[Spambayes] Mining the headers
Tim Peters
tim.one@comcast.net
Mon Oct 28 01:20:32 2002
> Tim> Skip, I think there's a bug in the extract_dow code.
[Skip]
> Thanks for catching it.
You're welcome <wink>.
> for: ... else: isn't a construct I use often, so it's not entirely
> surprising that I muffed it.
It was just one "break" away from perfection -- a loop needs an early exit
else "else:" is a bug (hmm -- I wonder whether PyChecker knows that rule!).
> How did you generate the table of tokens in your note?
>
> Tim> #ham #spam spamprob
> Tim> 'dow:0' 2 7 0.890542594688
> Tim> 'dow:1' 3 7 0.854937008074
> Tim> 'dow:2' 725 71 0.220827483069
> Tim> 'dow:3' 1038 261 0.420993872704
> Tim> 'dow:4' 845 234 0.444677806501
> Tim> 'dow:5' 126 196 0.81766035841
> Tim> 'dow:6' 0 137 0.998363041106
> Tim> 'dow:invalid' 2741 946 0.499472081328
>
> The only tokens I've ever seen are in the summaries.

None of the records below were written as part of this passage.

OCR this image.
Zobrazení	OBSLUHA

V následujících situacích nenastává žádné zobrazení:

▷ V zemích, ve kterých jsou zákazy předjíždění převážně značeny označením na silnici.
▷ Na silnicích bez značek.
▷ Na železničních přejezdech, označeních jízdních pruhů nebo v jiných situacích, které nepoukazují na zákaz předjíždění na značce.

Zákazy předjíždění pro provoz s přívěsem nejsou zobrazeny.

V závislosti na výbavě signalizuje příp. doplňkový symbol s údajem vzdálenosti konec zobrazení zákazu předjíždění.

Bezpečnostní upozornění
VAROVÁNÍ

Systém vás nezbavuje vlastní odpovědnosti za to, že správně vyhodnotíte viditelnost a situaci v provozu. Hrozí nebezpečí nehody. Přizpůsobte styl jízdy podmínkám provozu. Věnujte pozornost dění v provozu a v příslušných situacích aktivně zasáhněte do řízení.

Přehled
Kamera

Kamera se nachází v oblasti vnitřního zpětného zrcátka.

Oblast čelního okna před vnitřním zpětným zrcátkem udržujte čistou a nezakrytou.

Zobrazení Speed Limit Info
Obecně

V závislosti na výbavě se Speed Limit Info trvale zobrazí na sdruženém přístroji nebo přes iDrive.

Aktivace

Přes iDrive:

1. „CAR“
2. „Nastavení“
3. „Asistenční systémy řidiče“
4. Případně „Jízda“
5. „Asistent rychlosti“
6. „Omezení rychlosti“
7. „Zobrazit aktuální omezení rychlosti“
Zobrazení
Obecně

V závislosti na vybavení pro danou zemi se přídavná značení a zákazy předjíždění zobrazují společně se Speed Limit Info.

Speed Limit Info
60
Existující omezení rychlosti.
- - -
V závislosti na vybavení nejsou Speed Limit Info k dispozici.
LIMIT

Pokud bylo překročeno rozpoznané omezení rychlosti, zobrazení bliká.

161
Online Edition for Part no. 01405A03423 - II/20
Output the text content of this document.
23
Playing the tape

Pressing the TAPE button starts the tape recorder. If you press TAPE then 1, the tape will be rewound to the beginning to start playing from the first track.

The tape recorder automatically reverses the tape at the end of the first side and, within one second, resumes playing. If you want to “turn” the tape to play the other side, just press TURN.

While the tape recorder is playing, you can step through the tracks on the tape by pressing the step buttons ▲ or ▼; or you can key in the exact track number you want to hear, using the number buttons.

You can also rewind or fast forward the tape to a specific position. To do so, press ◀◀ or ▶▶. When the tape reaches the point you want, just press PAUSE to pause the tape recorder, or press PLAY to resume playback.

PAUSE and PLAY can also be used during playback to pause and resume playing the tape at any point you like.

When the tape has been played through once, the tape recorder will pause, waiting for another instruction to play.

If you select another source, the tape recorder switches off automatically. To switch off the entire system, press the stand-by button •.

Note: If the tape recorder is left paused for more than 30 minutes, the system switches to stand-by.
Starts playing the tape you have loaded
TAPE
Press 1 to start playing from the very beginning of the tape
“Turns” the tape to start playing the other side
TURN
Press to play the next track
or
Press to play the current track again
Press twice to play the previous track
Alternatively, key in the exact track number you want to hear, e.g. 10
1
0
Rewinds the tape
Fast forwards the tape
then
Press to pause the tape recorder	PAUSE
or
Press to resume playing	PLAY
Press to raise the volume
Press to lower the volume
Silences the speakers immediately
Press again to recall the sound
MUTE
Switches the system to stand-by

I do that mostly by hand. Here's a little Python program I didn't bother to
check in:
"""
import cPickle as pickle
#f = file('outlook2000/default_bayes_database.pck', 'rb')
#f = file('fat.pik', 'rb')
f = file('class1.pik', 'rb')
c = pickle.load(f)
f.close()
w = c.wordinfo
def root(prefix):
for k, r in w.iteritems():
if k.startswith(prefix):
print `k`, r.hamcount, r.spamcount, r.spamprob
"""
Run that via, e.g.,
python -i pik.py
It then loads the trained classifier pickle of your choice into 'c', its
wordinfo dict into 'w', and leaves you in an interactive session where you
can play around. The utility root() function prints
token hamcount spamcount spamprob
for every token beginning with a given string. So, in this case, I did
root('dow:')
and pasted a screen scrape into the email.
Note that the option
[TestDriver]
save_trained_pickles: True
will leave behind classifier pickles for each classifier trained during a
test run. So there's not much too it! Spend a few minutes studying the
classes in Classifier: their instance data members are very simple (esp.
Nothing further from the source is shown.